Okręgowa Komisja Egzaminacyjna w Poznaniu opublikowała wyniki tegorocznego egzaminu maturalnego. W zestawieniu znajduje się m.in. Zespół Szkół Ogólnokształcących i Zawodowych w Trzemesznie. Zobacz jak z egzaminem poradzili sobie uczniowie liceum i technikum.
Język polski (pisemny):
Zarówno w liceum ogólnokształcącym, jak i technikum, egzamin z języka polskiego zdali wszyscy przystępujący. Średni wynik w liceum wyniósł 61,75%, natomiast w technikum 48,80%. Ośmiu licealistów przystąpiło do egzaminu w części rozszerzonej i osiągnęło średni wynik 47,75%.
Język polski (ustny):
Podobnie jak w części pisemnej – tak i w ustnej – egzamin zdali wszyscy maturzyści liceum i technikum. Przeciętny wynik w pierwszej ze szkół wyniósł 65,80%, natomiast w technikum 63,95%.
Matematyka:
Zdawalność egzaminu z matematyki pozostawia nieco do życzenia. Maturę z tego przedmiotu zaliczyło 63,64% uczniów liceum oraz 35% uczniów technikum. Średni wynik licealistów (poziom podstawowy) to 40,50% , natomiast uczniów technikum 24,20%. Do części rozszerzonej przystąpiło 9 uczniów liceum – średni wynik z tego egzaminu to 22,89%.

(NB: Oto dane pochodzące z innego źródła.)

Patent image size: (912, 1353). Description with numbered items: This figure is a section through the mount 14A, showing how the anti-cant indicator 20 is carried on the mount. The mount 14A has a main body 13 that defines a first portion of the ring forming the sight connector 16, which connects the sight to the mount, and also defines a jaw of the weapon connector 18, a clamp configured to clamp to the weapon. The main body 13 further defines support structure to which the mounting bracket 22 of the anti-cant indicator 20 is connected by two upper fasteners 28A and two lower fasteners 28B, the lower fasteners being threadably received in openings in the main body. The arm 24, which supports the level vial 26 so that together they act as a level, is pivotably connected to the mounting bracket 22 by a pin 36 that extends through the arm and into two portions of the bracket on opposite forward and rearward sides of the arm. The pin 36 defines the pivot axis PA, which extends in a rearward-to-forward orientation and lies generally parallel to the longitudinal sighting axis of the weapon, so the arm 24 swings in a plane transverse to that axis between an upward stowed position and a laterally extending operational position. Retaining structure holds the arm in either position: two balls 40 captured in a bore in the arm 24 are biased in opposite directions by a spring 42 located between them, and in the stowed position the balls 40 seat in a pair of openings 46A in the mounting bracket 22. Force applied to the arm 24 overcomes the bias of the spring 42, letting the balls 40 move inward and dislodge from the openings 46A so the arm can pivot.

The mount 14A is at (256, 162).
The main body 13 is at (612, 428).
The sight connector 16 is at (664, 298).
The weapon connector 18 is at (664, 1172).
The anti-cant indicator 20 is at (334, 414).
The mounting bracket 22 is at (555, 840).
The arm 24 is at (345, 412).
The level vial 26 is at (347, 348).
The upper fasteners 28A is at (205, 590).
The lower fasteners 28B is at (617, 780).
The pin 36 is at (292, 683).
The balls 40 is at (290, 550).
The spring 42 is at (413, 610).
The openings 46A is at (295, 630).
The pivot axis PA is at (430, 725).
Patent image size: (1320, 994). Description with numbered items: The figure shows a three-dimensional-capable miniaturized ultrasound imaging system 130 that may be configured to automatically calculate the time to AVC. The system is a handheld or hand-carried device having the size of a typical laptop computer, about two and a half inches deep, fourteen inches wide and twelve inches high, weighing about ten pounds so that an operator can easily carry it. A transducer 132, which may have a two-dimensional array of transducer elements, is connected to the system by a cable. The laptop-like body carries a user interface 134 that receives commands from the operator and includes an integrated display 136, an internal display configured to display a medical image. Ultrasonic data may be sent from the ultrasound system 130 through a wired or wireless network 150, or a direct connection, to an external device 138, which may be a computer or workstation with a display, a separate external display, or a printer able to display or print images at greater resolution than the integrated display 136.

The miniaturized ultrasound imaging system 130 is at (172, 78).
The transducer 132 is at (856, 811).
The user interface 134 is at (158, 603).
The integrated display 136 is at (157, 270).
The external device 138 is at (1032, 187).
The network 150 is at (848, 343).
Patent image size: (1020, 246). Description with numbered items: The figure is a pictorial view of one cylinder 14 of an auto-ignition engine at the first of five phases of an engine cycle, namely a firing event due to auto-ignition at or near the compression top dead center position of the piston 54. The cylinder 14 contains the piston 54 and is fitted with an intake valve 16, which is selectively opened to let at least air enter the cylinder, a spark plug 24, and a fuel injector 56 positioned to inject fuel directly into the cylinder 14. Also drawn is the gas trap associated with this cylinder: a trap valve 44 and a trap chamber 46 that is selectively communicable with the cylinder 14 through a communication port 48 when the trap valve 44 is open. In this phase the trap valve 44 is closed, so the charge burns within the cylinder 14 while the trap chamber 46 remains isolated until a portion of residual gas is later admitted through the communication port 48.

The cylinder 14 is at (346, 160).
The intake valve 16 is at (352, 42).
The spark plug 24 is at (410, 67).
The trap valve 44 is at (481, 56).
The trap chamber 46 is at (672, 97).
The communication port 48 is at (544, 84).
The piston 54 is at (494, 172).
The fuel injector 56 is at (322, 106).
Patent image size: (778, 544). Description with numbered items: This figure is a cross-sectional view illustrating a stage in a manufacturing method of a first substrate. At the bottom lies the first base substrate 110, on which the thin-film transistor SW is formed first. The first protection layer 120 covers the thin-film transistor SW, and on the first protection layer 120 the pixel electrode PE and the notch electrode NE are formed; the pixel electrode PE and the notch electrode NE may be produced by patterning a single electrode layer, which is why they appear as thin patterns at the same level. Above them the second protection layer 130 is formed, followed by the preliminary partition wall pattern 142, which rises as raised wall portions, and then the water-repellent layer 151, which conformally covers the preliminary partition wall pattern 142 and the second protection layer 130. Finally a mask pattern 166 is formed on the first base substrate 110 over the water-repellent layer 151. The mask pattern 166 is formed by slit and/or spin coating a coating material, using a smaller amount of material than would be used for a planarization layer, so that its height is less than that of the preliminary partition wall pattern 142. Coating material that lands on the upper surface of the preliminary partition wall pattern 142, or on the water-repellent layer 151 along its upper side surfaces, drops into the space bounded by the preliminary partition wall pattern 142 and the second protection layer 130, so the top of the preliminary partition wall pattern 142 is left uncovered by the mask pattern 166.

Język angielski (pisemny):
Maturę z języka angielskiego (poziom podstawowy) zdało 93,18% licealistów ze średnim wynikiem 68,64% oraz 75% uczniów techników z przeciętnym wynikiem 43,40%. Do egzaminu rozszerzonego przystąpiło 13 osób z l.o. – osiągnęli średni wynik 57,23%.
Język angielski (ustny):
W części ustnej zdawalność wyniosła 97,73% w liceum oraz 100% w technikum. Przeciętny wynik w l.o. to 70,89%, natomiast w drugiej ze szkół – 40,78%.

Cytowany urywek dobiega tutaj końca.